Regression tests confirm that upstream API responses remain unchanged when limits are not exceeded.
Mirror‑traffic tests replay production traffic into a staging environment to detect unexpected throttling.
Chaos engineering drills inject latency or node failures to verify graceful degradation and automatic failover.
Usage Scenarios
The solution supports five typical integration patterns:
New project – adopt Kong and the rate‑limiting plugins directly.
Existing project without a gateway – evaluate business needs, then add Kong as the front‑door.
Existing project already using Kong – simply install the rate‑limiting plugins.
Existing project using a different gateway – bypass Kong and call the algorithm SDK directly from the existing gateway.

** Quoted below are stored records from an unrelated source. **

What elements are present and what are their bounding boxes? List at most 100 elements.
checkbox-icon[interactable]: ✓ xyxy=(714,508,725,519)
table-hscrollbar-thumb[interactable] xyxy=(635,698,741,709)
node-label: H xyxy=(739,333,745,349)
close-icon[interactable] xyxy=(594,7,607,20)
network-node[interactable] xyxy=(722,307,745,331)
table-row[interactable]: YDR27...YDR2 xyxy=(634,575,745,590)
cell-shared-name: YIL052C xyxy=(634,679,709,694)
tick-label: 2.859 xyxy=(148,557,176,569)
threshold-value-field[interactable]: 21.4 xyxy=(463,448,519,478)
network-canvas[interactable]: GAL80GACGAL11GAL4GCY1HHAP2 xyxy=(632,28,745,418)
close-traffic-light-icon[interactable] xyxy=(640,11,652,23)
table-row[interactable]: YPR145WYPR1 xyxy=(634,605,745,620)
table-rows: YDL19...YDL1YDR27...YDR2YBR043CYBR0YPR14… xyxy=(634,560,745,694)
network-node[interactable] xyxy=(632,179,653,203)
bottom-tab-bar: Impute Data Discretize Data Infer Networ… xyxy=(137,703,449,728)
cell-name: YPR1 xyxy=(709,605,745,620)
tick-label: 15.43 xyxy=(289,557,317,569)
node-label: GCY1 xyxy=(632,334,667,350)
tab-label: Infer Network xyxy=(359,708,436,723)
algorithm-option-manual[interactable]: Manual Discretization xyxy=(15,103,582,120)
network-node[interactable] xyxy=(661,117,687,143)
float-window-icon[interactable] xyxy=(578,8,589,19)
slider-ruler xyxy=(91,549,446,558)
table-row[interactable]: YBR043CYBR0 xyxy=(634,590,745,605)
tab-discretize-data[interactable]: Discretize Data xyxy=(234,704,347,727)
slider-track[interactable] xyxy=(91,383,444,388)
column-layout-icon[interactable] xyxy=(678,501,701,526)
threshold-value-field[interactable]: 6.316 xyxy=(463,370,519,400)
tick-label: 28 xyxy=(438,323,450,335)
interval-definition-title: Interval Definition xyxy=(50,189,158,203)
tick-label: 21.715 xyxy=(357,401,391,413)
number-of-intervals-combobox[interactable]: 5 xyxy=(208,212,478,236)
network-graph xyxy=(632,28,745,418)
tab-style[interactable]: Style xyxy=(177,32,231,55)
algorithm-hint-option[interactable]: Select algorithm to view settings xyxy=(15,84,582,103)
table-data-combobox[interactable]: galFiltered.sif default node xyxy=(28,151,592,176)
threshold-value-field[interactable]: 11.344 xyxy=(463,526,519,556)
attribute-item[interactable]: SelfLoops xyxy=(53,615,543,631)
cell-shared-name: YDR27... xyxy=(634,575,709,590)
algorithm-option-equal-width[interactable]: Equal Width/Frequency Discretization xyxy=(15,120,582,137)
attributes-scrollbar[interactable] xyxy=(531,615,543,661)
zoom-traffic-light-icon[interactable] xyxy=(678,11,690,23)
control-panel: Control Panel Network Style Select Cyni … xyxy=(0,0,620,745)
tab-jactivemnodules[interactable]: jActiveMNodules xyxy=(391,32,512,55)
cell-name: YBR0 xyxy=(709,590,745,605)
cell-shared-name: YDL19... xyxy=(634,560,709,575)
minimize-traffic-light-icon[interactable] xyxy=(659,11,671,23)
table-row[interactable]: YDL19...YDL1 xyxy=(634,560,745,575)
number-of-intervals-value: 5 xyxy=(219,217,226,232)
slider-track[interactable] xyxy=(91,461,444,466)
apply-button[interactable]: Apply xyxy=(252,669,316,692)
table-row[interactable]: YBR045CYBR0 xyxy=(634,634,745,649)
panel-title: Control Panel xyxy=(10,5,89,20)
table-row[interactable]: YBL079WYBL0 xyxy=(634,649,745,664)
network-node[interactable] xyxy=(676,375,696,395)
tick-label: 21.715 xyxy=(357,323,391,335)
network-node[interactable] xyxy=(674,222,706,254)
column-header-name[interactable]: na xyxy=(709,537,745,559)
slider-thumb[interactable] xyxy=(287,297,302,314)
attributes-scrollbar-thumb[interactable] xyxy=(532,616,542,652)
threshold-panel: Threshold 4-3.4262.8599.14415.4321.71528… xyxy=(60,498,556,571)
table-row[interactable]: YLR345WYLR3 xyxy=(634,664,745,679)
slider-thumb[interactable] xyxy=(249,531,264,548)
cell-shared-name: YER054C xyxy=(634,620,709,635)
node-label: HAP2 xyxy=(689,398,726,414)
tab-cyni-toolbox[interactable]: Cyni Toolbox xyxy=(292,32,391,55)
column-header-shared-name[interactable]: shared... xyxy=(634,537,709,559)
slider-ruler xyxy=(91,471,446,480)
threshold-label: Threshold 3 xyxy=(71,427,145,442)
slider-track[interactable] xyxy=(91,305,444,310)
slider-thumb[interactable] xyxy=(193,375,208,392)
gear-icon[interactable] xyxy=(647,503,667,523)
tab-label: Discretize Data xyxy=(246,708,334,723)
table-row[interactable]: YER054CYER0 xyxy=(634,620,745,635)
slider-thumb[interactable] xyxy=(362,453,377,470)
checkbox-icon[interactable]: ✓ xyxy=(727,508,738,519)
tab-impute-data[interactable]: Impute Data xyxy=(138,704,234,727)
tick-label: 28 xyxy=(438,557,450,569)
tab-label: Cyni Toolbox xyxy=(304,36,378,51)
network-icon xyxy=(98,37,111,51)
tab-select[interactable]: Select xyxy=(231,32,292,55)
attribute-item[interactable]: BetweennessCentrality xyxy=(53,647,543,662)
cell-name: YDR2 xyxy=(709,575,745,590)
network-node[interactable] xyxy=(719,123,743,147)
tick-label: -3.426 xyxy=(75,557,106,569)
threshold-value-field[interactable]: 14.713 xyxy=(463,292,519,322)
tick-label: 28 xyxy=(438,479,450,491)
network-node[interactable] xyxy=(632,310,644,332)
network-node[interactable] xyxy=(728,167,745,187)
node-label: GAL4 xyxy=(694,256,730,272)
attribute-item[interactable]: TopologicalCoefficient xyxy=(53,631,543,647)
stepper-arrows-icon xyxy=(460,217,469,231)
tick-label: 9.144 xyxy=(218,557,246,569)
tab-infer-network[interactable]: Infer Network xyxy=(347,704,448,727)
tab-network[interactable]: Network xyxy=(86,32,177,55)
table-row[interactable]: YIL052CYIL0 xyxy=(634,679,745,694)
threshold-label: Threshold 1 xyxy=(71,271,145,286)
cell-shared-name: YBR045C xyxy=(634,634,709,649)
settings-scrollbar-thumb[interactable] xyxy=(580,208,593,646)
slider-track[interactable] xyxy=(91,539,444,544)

Client‑side throttling – use the SDK in the client library without any gateway.
Performance and Cost
Latency impact – Measured additional request latency is ~5 ms per request.
Throughput – Kong + Go plugins have been benchmarked at 50‑60 k QPS on modest hardware.
Hardware cost – Deploy a small Kong cluster (2‑3 replicas) plus a shared Redis instance. Existing Redis can be reused to reduce cost.
Development cost – For standard use‑cases, integration requires no code changes; only configuration of limit parameters.
Benefits
Low cost – Minimal development effort, shared infrastructure, and optional reuse of existing Redis.
High efficiency – Typical onboarding time for a standard project is three days (evaluation, testing, deployment, rollout).
High quality – Professional support from the dedicated team, extensive documentation, automated CI/CD, and built‑in observability.